結論としては,まあ,妥当なところだろう。それにしても,原告は退職するまでの約6年間,計300万USドル以上支給されている。それだけの高給取りが,残業代約800万円の支払を求めていたのだから,争いの根本は,別のところにありそうである。


業種は違うが,私が新入社員だった頃は,「残業代」というのはとても大きな関心事の一つであった。我々もいわゆるプロフェッショナル職だったが,一定のクラスに到達するまでは,制度上,残業代が支払われることになっていた。しかし,運用上,2つの問題があった。


1つは,同じだけ働いても,プロジェクトの予算,パートナーの裁量などによって,支払われたり,支払われなかったりするという不平等が存在していた。その差は無視できないほど大きく,超長時間労働が常態化していたから,20代半ば頃の月額手取り額で,40万円ほどの差が生じることもあった。
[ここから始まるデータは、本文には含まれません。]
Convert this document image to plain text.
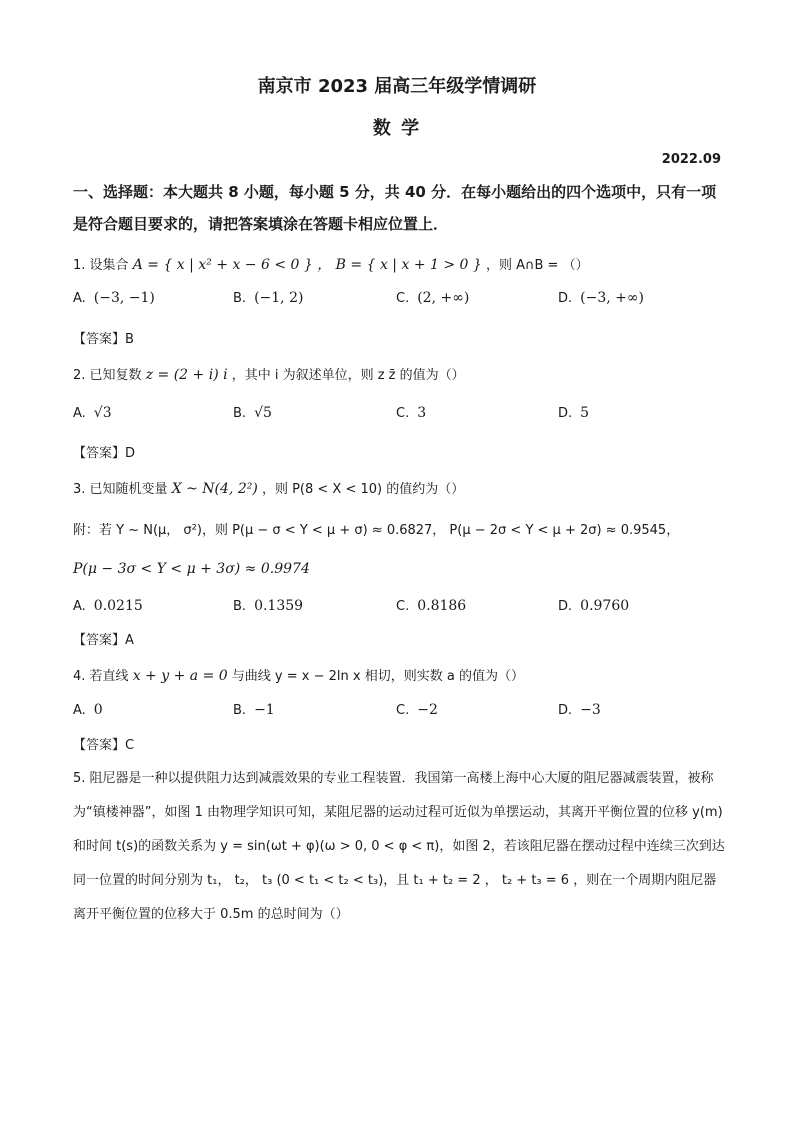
南京市 2023 届高三年级学情调研
数 学
2022.09
一、选择题：本大题共 8 小题，每小题 5 分，共 40 分．在每小题给出的四个选项中，只有一项是符合题目要求的，请把答案填涂在答题卡相应位置上．
1. 设集合 A = { x | x² + x − 6 < 0 } ， B = { x | x + 1 > 0 } ，则 A∩B = （）
A. (−3, −1)	B. (−1, 2)	C. (2, +∞)	D. (−3, +∞)
【答案】B
2. 已知复数 z = (2 + i) i ，其中 i 为叙述单位，则 z z̄ 的值为（）
A. √3	B. √5	C. 3	D. 5
【答案】D
3. 已知随机变量 X ~ N(4, 2²) ，则 P(8 < X < 10) 的值约为（）
附：若 Y ~ N(μ， σ²)，则 P(μ − σ < Y < μ + σ) ≈ 0.6827， P(μ − 2σ < Y < μ + 2σ) ≈ 0.9545，
P(μ − 3σ < Y < μ + 3σ) ≈ 0.9974
A. 0.0215	B. 0.1359	C. 0.8186	D. 0.9760
【答案】A
4. 若直线 x + y + a = 0 与曲线 y = x − 2ln x 相切，则实数 a 的值为（）
A. 0	B. −1	C. −2	D. −3
【答案】C
5. 阻尼器是一种以提供阻力达到减震效果的专业工程装置．我国第一高楼上海中心大厦的阻尼器减震装置，被称为“镇楼神器”，如图 1 由物理学知识可知，某阻尼器的运动过程可近似为单摆运动，其离开平衡位置的位移 y(m)和时间 t(s)的函数关系为 y = sin(ωt + φ)(ω > 0, 0 < φ < π)，如图 2，若该阻尼器在摆动过程中连续三次到达同一位置的时间分别为 t₁， t₂， t₃ (0 < t₁ < t₂ < t₃)，且 t₁ + t₂ = 2 ， t₂ + t₃ = 6 ，则在一个周期内阻尼器离开平衡位置的位移大于 0.5m 的总时间为（）
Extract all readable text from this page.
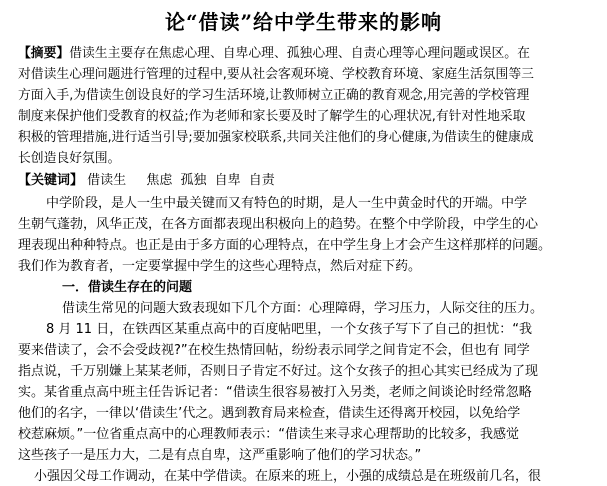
论“借读”给中学生带来的影响
【摘要】借读生主要存在焦虑心理、自卑心理、孤独心理、自责心理等心理问题或误区。在
对借读生心理问题进行管理的过程中,要从社会客观环境、学校教育环境、家庭生活氛围等三
方面入手,为借读生创设良好的学习生活环境,让教师树立正确的教育观念,用完善的学校管理
制度来保护他们受教育的权益;作为老师和家长要及时了解学生的心理状况,有针对性地采取
积极的管理措施,进行适当引导;要加强家校联系,共同关注他们的身心健康,为借读生的健康成
长创造良好氛围。
【关键词】 借读生 焦虑 孤独 自卑 自责
中学阶段，是人一生中最关键而又有特色的时期，是人一生中黄金时代的开端。中学
生朝气蓬勃，风华正茂，在各方面都表现出积极向上的趋势。在整个中学阶段，中学生的心
理表现出种种特点。也正是由于多方面的心理特点，在中学生身上才会产生这样那样的问题。
我们作为教育者，一定要掌握中学生的这些心理特点，然后对症下药。
一．借读生存在的问题
借读生常见的问题大致表现如下几个方面：心理障碍，学习压力，人际交往的压力。
8 月 11 日，在铁西区某重点高中的百度帖吧里，一个女孩子写下了自己的担忧：“我
要来借读了，会不会受歧视?”在校生热情回帖，纷纷表示同学之间肯定不会，但也有 同学
指点说，千万别嫌上某某老师，否则日子肯定不好过。这个女孩子的担心其实已经成为了现
实。某省重点高中班主任告诉记者：“借读生很容易被打入另类，老师之间谈论时经常忽略
他们的名字，一律以‘借读生’代之。遇到教育局来检查，借读生还得离开校园，以免给学
校惹麻烦。”一位省重点高中的心理教师表示：“借读生来寻求心理帮助的比较多，我感觉
这些孩子一是压力大，二是有点自卑，这严重影响了他们的学习状态。”
小强因父母工作调动，在某中学借读。在原来的班上，小强的成绩总是在班级前几名，很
2つ目の問題は,時間をベースに支給するとなると,「仕事の遅い者ほど儲かる」仕組みになり,効率的に仕事をこなすというモチベーションが削がれていた。これは,かなり制度の本質的な問題である。


これらの問題点は,私が退職した6年前には存在していたが,今はどうかわからない。私も,今になってみれば,過去の大量のサービス残業労働について,超過勤務手当を請求できそうな気もするが,賃金請求権は2年間で時効消滅する(労働基準法115条)ので,もうムリである。